Frieden Calls for Joining Psychiatry, Public Health During Convocation Lecture
“With a reciprocal revolution bringing together psychiatry and public health, we can affect deep societal change,” said Thomas Frieden, M.D., M.P.H., director of the Centers for Disease Control and Prevention, as he presented the William C. Menninger Memorial Convocation Lecture last night at APA’s Annual Meeting.
Frieden told psychiatrists at the Convocation that depression and severe mental illness, alcoholism, opioid addiction, suicide, HIV/AIDS, and a host of other conditions are amenable to solutions that look at broad societal influences, as well as the factors that influence individual behavior.

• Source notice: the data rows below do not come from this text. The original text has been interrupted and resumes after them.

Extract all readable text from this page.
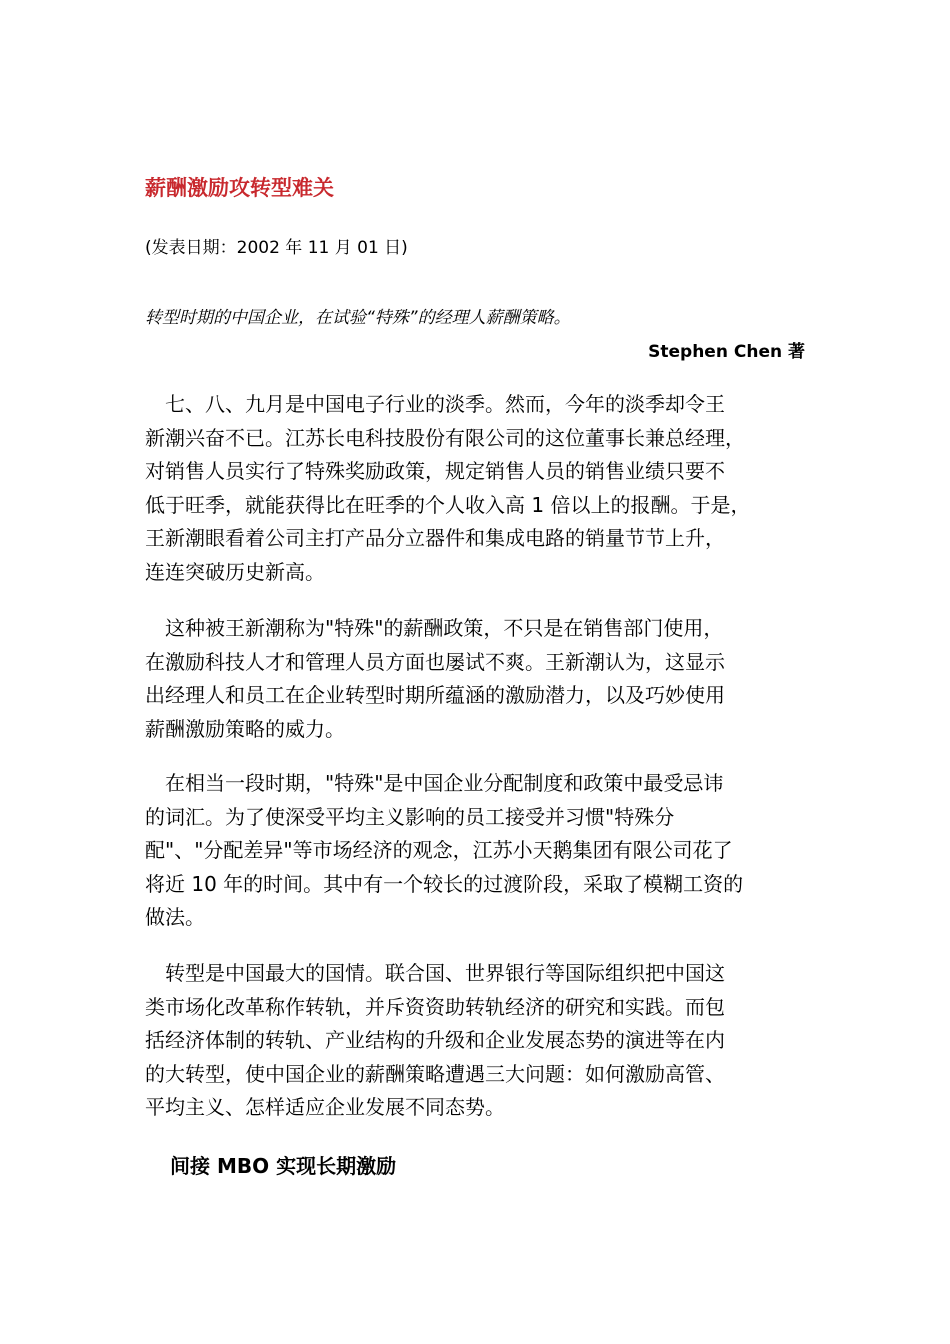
薪酬激励攻转型难关
(发表日期：2002 年 11 月 01 日)
转型时期的中国企业，在试验“特殊”的经理人薪酬策略。
Stephen Chen 著
　七、八、九月是中国电子行业的淡季。然而，今年的淡季却令王
新潮兴奋不已。江苏长电科技股份有限公司的这位董事长兼总经理，
对销售人员实行了特殊奖励政策，规定销售人员的销售业绩只要不
低于旺季，就能获得比在旺季的个人收入高 1 倍以上的报酬。于是，
王新潮眼看着公司主打产品分立器件和集成电路的销量节节上升，
连连突破历史新高。
　这种被王新潮称为"特殊"的薪酬政策，不只是在销售部门使用，
在激励科技人才和管理人员方面也屡试不爽。王新潮认为，这显示
出经理人和员工在企业转型时期所蕴涵的激励潜力，以及巧妙使用
薪酬激励策略的威力。
　在相当一段时期，"特殊"是中国企业分配制度和政策中最受忌讳
的词汇。为了使深受平均主义影响的员工接受并习惯"特殊分
配"、"分配差异"等市场经济的观念，江苏小天鹅集团有限公司花了
将近 10 年的时间。其中有一个较长的过渡阶段，采取了模糊工资的
做法。
　转型是中国最大的国情。联合国、世界银行等国际组织把中国这
类市场化改革称作转轨，并斥资资助转轨经济的研究和实践。而包
括经济体制的转轨、产业结构的升级和企业发展态势的演进等在内
的大转型，使中国企业的薪酬策略遭遇三大问题：如何激励高管、
平均主义、怎样适应企业发展不同态势。
间接 MBO 实现长期激励
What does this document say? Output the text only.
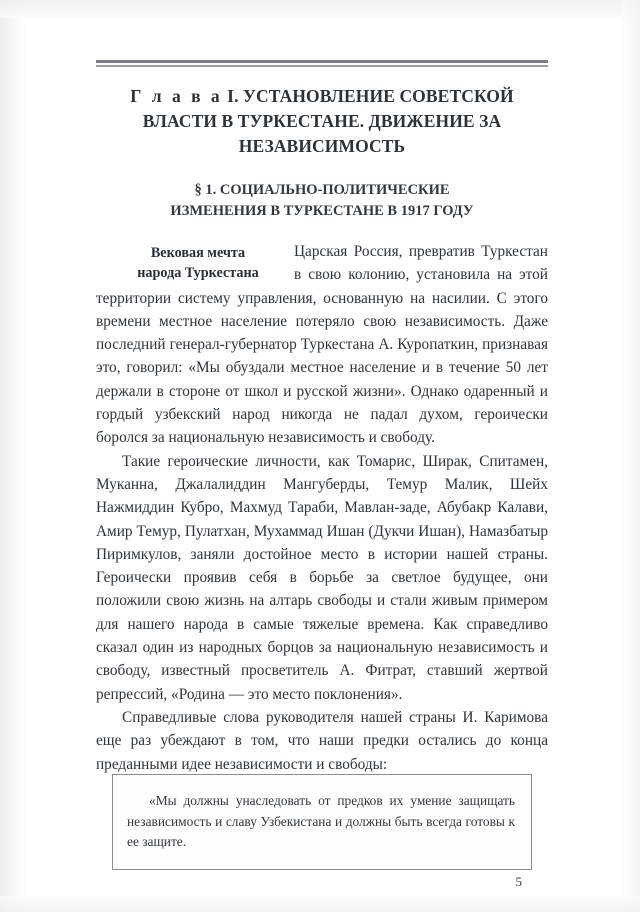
Г л а в а I. УСТАНОВЛЕНИЕ СОВЕТСКОЙ
ВЛАСТИ В ТУРКЕСТАНЕ. ДВИЖЕНИЕ ЗА
НЕЗАВИСИМОСТЬ
§ 1. СОЦИАЛЬНО-ПОЛИТИЧЕСКИЕ
ИЗМЕНЕНИЯ В ТУРКЕСТАНЕ В 1917 ГОДУ
Вековая мечта
народа Туркестана

Царская Россия, превратив Туркестан в свою колонию, установила на этой территории систему управления, основанную на насилии. С этого времени местное население потеряло свою независимость. Даже последний генерал-губернатор Туркестана А. Куропаткин, признавая это, говорил: «Мы обуздали местное население и в течение 50 лет держали в стороне от школ и русской жизни». Однако одаренный и гордый узбекский народ никогда не падал духом, героически боролся за национальную независимость и свободу.

Такие героические личности, как Томарис, Ширак, Спитамен, Муканна, Джалалиддин Мангуберды, Темур Малик, Шейх Нажмиддин Кубро, Махмуд Тараби, Мавлан-заде, Абубакр Калави, Амир Темур, Пулатхан, Мухаммад Ишан (Дукчи Ишан), Намазбатыр Пиримкулов, заняли достойное место в истории нашей страны. Героически проявив себя в борьбе за светлое будущее, они положили свою жизнь на алтарь свободы и стали живым примером для нашего народа в самые тяжелые времена. Как справедливо сказал один из народных борцов за национальную независимость и свободу, известный просветитель А. Фитрат, ставший жертвой репрессий, «Родина — это место поклонения».

Справедливые слова руководителя нашей страны И. Каримова еще раз убеждают в том, что наши предки остались до конца преданными идее независимости и свободы:

«Мы должны унаследовать от предков их умение защищать независимость и славу Узбекистана и должны быть всегда готовы к ее защите.

5
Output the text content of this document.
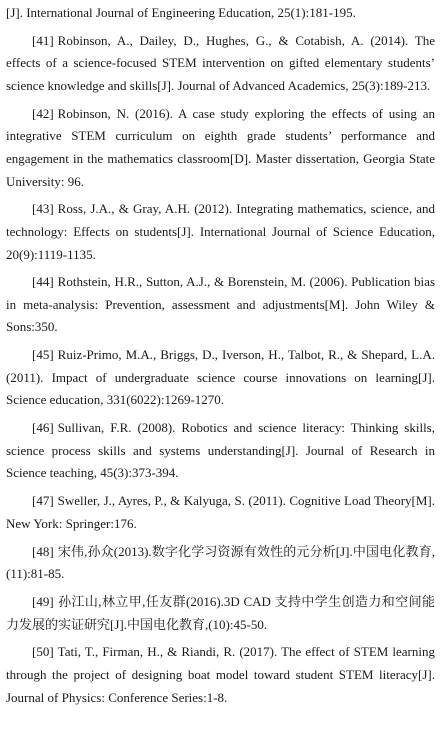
[J]. International Journal of Engineering Education, 25(1):181-195.

[41] Robinson, A., Dailey, D., Hughes, G., & Cotabish, A. (2014). The effects of a science-focused STEM intervention on gifted elementary students’ science knowledge and skills[J]. Journal of Advanced Academics, 25(3):189-213.

[42] Robinson, N. (2016). A case study exploring the effects of using an integrative STEM curriculum on eighth grade students’ performance and engagement in the mathematics classroom[D]. Master dissertation, Georgia State University: 96.

[43] Ross, J.A., & Gray, A.H. (2012). Integrating mathematics, science, and technology: Effects on students[J]. International Journal of Science Education, 20(9):1119-1135.

[44] Rothstein, H.R., Sutton, A.J., & Borenstein, M. (2006). Publication bias in meta-analysis: Prevention, assessment and adjustments[M]. John Wiley & Sons:350.

[45] Ruiz-Primo, M.A., Briggs, D., Iverson, H., Talbot, R., & Shepard, L.A. (2011). Impact of undergraduate science course innovations on learning[J]. Science education, 331(6022):1269-1270.

[46] Sullivan, F.R. (2008). Robotics and science literacy: Thinking skills, science process skills and systems understanding[J]. Journal of Research in Science teaching, 45(3):373-394.

[47] Sweller, J., Ayres, P., & Kalyuga, S. (2011). Cognitive Load Theory[M]. New York: Springer:176.

[48] 宋伟,孙众(2013).数字化学习资源有效性的元分析[J].中国电化教育,(11):81-85.

[49] 孙江山,林立甲,任友群(2016).3D CAD 支持中学生创造力和空间能力发展的实证研究[J].中国电化教育,(10):45-50.

[50] Tati, T., Firman, H., & Riandi, R. (2017). The effect of STEM learning through the project of designing boat model toward student STEM literacy[J]. Journal of Physics: Conference Series:1-8.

He was preceded at the podium by former First Lady Rosalynn Carter, who was a pioneering advocate for mental health and addiction treatment during her days in the White House. Carter described the work of the Carter Center, in Atlanta, to decrease stigma and increase access to quality mental health care.
Frieden was appointed CDC director by President Barack Obama in 2009. Since that time, he has led the agency’s response to the Ebola epidemic and other health emergencies, including the opioid addiction epidemic. Under his direction, new CDC programs have focused on combating antibiotic resistance, preventing foodborne and health care-associated infections, helping people quit smoking, and addressing the prescription drug epidemic.
Prior to coming to the CDC, he was New York City’s health commissioner. In that role, he led the city’s efforts against multidrug-resistant tuberculosis and reduced its incidence by 90 percent. Frieden said many of the same strategies that proved to be effective against TB can be effective against mental illnesses.
Much work needs to be done, and he cited the pervasiveness of criminalizing people with mental illness as an indicator of how far there is to go. “It is simply unacceptable that prisons and jails are the largest institutions caring for the mentally ill in America,” Frieden said.
But he closed with a hopeful vision in which every child in America grows into adulthood without ever having experienced addiction and without health challenges that inhibit achieving full potential. “Broad and deep change is possible at the individual and societal levels when psychiatry and public health join in a reciprocal revolution.”